Por Liliane Coelho
Esta semana perdemos Adir Sodré. E, curiosamente, descobri sobre a sua morte ao pesquisar sobre este jornal. Ganhei de presente a oportunidade de enviar textos e imagens para o caderno de cultura e me perguntava: “o que tenho a dizer sobre isso? Que propriedade eu tenho para falar sobre esse assunto? ”.
Nunca me senti culta. Talvez por vir de uma família muito simples. Minha infância foi alternar entre o campo e a cidade, visitando a fazenda que foi do meu avô.
Os saberes por lá eram muito diferentes. Não convivi com intelectuais, nem cresci rodeada por livros ou obras de arte. Com minha família, o aprender era um eterno colecionar. A gente tinha que fotografar com os olhos e escrever na memória porque não havia papel à vontade e não era bom perguntar. Essa, era uma permissão para os adultos.
A vida era, quase sempre, um grande excesso de realidade. Não havia tempo para sonhar ou fazer planos. Dar conta do trabalho e de alimentar a família era muito e ninguém ousava pedir mais do que isso.
As casas eram meio nuas. Não havia quadros na parede, nem música na maior parte do tempo. As discussões eram meio cruas. As pessoas não falavam sobre política, nem literatura. Elas conversavam sobre os seus. Sobre as dificuldades da vida. Curavam as dores com chá e acreditavam ser desperdício viajar para lugares onde não havia parentes.
Por causa disso, aprendi a amar o que não tive e, ao imaginar a casa perfeita, eu sempre a decorava com paredes repletas de livros e terminava prometendo que todos seriam lidos, grifados e marcados com flores nos trechos mais bonitos.
Eu não sabia, mas contar causos em volta da fogueira, receber fotos com dedicatórias escritas à mão e ouvir modas de viola em radinhos de pilha, também era cultura. A arte de viver uma vida simples.
Eram os guardanapos de crochê feitos pela minha avó, o livro de Alan Kardec que ela mantinha sempre na cabeceira da cama e o berrante que tinha sido do meu avô que contavam a minha história. Uma coleção de fragmentos isolados que, juntos, me mostravam de onde eu vim.
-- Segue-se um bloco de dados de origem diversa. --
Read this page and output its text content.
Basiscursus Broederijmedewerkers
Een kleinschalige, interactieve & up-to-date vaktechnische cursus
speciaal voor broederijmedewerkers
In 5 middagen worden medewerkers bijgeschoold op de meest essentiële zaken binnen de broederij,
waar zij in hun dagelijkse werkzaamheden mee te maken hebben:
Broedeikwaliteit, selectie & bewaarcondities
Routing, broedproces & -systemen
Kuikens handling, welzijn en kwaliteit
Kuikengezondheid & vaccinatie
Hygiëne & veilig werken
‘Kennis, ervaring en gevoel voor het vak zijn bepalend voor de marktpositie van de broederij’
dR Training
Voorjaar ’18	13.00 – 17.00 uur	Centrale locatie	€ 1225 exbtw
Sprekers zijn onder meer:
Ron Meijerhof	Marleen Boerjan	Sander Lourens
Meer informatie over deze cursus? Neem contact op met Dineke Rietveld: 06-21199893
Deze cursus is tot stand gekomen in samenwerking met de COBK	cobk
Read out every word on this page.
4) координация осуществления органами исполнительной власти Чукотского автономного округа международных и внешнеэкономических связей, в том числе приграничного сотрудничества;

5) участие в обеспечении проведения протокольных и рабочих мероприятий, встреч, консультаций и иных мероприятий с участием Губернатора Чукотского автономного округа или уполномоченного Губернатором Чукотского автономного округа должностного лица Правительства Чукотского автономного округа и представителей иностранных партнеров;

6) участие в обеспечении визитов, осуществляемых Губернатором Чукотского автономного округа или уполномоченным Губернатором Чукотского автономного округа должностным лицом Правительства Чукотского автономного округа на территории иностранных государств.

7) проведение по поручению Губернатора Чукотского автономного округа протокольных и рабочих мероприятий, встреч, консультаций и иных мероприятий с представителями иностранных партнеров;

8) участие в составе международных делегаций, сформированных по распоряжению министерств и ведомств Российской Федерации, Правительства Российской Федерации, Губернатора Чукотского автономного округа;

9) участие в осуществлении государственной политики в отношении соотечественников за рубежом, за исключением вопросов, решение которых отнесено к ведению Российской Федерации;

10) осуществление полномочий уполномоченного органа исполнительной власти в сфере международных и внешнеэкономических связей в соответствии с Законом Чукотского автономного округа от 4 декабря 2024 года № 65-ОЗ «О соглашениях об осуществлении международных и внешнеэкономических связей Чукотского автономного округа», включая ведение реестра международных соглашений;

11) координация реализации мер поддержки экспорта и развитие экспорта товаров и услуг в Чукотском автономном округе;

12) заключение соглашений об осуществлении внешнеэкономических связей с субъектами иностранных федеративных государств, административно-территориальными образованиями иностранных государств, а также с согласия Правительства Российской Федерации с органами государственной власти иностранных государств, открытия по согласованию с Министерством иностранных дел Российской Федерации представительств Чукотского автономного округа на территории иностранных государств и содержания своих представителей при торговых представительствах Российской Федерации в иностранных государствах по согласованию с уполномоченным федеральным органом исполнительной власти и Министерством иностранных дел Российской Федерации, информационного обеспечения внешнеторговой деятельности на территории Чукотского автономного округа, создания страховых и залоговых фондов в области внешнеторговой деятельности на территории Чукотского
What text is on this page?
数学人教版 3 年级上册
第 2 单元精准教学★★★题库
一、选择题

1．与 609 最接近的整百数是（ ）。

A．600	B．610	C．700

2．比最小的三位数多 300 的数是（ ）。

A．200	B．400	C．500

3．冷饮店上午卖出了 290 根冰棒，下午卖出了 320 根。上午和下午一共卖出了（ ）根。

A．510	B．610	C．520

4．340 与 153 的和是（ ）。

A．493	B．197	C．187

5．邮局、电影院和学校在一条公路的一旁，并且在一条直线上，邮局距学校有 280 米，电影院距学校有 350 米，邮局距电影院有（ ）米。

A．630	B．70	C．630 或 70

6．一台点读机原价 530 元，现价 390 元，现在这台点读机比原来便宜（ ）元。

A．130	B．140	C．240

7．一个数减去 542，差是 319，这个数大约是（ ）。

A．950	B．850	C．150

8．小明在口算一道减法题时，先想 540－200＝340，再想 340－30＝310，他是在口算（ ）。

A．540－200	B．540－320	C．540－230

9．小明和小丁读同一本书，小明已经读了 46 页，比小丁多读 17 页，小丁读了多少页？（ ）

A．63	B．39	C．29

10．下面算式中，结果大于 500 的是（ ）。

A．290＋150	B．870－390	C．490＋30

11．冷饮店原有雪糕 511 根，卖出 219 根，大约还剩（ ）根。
Nada daquilo me dizia para eu ser “só isso”, mas, por muito tempo, senti que não sabia nada e, ao entrar em uma biblioteca pensava: “nunca vou conseguir ler tudo isso”. Eu só tinha 18 anos e desejava carregar uma grande bagagem comigo. Queria ter visto todos os filmes, conhecer os grandes clássicos, saber de cor trechos dos meus poemas preferidos. Ainda não fiz nada disso. Mesmo assim, ao ler sobre Adir, fui capaz de sentir a sua falta. Lamentei nunca ter comprado um de seus quadros nem ter sentado com ele para conversar. Eu o admirava por sua coragem e adoro que sua obra me faça rir ao disfarçar uma “visão meio safada”, de maneira tão suave.
Ele foi, para mim, um grande artista. E, por arte, entendo a capacidade de alguém ou de alguma coisa alcançar o nosso coração, do jeito que for. Com raiva, com graça e até com a falta de entendimento. Adir Sodré fez isso por mim e, que bom, não precisei ter conhecido todos os outros grandes artistas da história para entender. O lugar de onde eu vim me ensinou a ver e sentir. E isso, é cultivar o viver. Obrigada, Sodré!